Data Engineering/Data Scientist Summer Intern
About our group:
Our Longmont facility serves as the base of operations for storage product development in hard disk drive and datacenter solutions markets. The Field Quality Analytics team is focused on delivering data-based solutions to improve decision making for product quality and manufacturing issues. The team protects Seagate’s customers from quality issues by applying cutting-edge machine learning (ML) tools and analytics to solve complex Big Data problems, detect and prevent quality issues, and enable data-driven decisions. Our team works within a creative environment and is an energetic and fast-paced team of computer scientists, mathematicians, and engineers.
About the role - you will:
You will work closely with our team of Data Scientists and Engineers to help create, enhance, improve, deploy, and maintain various workflows used to generate data for our machine learning processes.
- Design and build processes for deploying and monitoring spark ML jobs
- Design queries and workflows for assembling large data sets in Hive and Presto
- Facilitate in building scripts for automating general data engineering workflows
- Participate in code reviews and analysis
- Help develop and design general python packages
- Translate business needs into software requirements and execute on them
- Gain real world experience in software engineering, machine learning engineering, cloud computing, data engineering, and big data.
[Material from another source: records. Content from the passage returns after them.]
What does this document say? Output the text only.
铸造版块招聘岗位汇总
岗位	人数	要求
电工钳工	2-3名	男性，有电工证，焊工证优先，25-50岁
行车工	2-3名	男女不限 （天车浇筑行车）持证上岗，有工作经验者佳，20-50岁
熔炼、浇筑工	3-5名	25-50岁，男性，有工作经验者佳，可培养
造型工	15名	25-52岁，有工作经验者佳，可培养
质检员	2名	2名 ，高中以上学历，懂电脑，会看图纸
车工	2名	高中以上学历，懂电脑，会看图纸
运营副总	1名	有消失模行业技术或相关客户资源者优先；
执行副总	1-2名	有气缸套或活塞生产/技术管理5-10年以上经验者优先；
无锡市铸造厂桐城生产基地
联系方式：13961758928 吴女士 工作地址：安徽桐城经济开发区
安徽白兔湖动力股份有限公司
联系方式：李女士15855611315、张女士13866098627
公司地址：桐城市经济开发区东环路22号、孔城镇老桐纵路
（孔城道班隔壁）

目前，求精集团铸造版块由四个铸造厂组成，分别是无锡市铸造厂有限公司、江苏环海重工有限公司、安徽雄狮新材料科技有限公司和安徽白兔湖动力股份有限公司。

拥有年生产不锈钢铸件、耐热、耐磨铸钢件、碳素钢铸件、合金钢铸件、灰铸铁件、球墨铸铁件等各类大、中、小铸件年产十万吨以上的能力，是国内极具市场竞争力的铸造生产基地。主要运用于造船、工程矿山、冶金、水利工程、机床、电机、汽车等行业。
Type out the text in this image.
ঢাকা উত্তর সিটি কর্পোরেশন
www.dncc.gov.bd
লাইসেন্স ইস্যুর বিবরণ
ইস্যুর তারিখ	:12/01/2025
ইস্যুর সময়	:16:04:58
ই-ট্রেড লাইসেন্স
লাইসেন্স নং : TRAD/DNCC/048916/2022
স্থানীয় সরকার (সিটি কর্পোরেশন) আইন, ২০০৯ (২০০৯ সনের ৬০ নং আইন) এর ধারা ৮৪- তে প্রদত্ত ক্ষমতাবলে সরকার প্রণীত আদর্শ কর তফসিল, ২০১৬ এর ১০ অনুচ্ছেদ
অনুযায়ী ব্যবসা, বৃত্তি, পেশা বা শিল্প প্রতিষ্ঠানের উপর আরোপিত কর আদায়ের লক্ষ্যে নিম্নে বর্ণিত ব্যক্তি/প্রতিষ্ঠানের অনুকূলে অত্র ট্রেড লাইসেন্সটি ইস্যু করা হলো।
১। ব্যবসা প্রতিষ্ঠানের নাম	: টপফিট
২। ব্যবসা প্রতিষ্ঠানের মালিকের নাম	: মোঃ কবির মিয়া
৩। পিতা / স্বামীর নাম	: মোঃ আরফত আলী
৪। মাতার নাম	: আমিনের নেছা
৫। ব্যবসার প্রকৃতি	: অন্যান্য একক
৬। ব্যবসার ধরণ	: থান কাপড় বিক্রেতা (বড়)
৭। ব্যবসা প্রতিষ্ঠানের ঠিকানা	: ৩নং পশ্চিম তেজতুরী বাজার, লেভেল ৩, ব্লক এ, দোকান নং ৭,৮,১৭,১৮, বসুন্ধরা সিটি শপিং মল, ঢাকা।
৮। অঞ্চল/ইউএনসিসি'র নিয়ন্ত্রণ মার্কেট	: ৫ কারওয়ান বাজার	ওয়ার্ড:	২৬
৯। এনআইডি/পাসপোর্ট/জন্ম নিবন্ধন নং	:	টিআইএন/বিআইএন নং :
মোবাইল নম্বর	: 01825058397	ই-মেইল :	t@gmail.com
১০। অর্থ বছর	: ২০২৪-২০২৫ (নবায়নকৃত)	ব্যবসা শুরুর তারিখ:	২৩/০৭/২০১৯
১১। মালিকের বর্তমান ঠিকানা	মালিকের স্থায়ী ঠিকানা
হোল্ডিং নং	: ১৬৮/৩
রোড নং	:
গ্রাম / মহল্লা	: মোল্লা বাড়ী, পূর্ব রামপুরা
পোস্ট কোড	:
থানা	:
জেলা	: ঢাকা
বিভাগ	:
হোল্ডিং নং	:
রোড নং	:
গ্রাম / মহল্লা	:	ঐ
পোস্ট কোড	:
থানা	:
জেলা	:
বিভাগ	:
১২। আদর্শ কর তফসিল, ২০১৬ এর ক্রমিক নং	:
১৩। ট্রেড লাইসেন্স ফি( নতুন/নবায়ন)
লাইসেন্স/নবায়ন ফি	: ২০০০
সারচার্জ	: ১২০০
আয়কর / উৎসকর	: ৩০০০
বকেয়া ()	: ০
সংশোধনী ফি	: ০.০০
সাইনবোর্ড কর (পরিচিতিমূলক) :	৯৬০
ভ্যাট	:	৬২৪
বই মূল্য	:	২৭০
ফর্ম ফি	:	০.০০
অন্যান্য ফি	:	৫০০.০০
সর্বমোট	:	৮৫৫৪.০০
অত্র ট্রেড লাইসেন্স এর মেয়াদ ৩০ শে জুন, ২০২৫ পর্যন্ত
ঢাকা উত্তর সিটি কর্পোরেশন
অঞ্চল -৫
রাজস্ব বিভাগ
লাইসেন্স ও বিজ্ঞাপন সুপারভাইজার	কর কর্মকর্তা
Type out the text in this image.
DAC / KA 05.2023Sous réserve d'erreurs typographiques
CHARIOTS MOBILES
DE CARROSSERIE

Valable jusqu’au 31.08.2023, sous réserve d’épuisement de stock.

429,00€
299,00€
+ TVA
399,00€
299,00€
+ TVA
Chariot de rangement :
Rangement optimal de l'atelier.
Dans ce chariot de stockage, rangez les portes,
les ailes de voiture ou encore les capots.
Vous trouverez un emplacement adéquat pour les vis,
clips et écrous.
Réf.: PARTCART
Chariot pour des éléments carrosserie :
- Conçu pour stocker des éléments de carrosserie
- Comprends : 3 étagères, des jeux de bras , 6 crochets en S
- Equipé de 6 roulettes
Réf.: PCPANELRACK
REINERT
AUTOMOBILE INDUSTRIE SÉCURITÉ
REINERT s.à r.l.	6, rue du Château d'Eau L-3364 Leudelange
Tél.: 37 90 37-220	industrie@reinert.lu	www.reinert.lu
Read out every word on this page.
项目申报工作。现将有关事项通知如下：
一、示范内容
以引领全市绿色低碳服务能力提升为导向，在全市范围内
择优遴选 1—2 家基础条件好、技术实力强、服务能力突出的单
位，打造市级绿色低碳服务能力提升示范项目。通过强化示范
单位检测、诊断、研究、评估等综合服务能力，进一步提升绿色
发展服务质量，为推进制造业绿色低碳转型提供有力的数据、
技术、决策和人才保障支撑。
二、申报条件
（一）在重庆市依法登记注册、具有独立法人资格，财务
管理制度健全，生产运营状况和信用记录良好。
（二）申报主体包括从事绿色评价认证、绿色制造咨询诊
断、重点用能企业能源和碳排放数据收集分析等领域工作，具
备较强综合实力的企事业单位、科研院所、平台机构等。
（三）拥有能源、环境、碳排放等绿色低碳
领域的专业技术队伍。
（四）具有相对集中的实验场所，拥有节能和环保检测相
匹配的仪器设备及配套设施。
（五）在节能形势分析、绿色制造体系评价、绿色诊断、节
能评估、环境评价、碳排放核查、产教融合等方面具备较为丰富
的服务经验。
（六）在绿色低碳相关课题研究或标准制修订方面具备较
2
- Strong interpersonal and communication skills in order to effectively contribute to technical teams and make presentations to a variety of technical and business personnel
- Interest in statistics or applied mathematics including machine learning concepts
Your experience includes:
- Pursuing a Master’s or Bachelor’s degree in Computer Science, Software Engineering, Computer Engineering, Math, Physics, or other related degree and enrolled in Fall 2021 courses
- 3 years of programming or database experience or coursework
- Some experience with statistics or applied mathematics including machine learning concepts
- Understands basic software engineering practices like algorithmic runtime analysis, functional programming, concurrent programming, database design, scripting, and data structures
- Demonstrates skills in at least one of the following programming languages: Python, SQL, Scala, Bash, or another scripting language.
- Demonstrates skills in at least one of the following software frameworks and tools: Spark, Spark SQL, Presto, Hive, Spark MLlib, H20, or Apache Airflow
- Experience with ETL, EL, and ELT pipelines
Our Longmont product-design campus is nestled against the foothills with exceptional views of the Rocky Mountains. Here at work, you can grab breakfast and lunch in the on-site cafeteria or get an afternoon espresso, prepared by a professional barista. Our 1,500+ employees enjoy an active on-site experience from sporting activities (get in a few laps at lunch on our 1-mile walking path around campus, play ping-pong or volleyball, or stop in our 24- hour fitness center for a group or individual workout) to community service and many employee resource groups including Pride!, Women’s Leadership Network and a Young Professionals Network.
Location: Remote US Colorado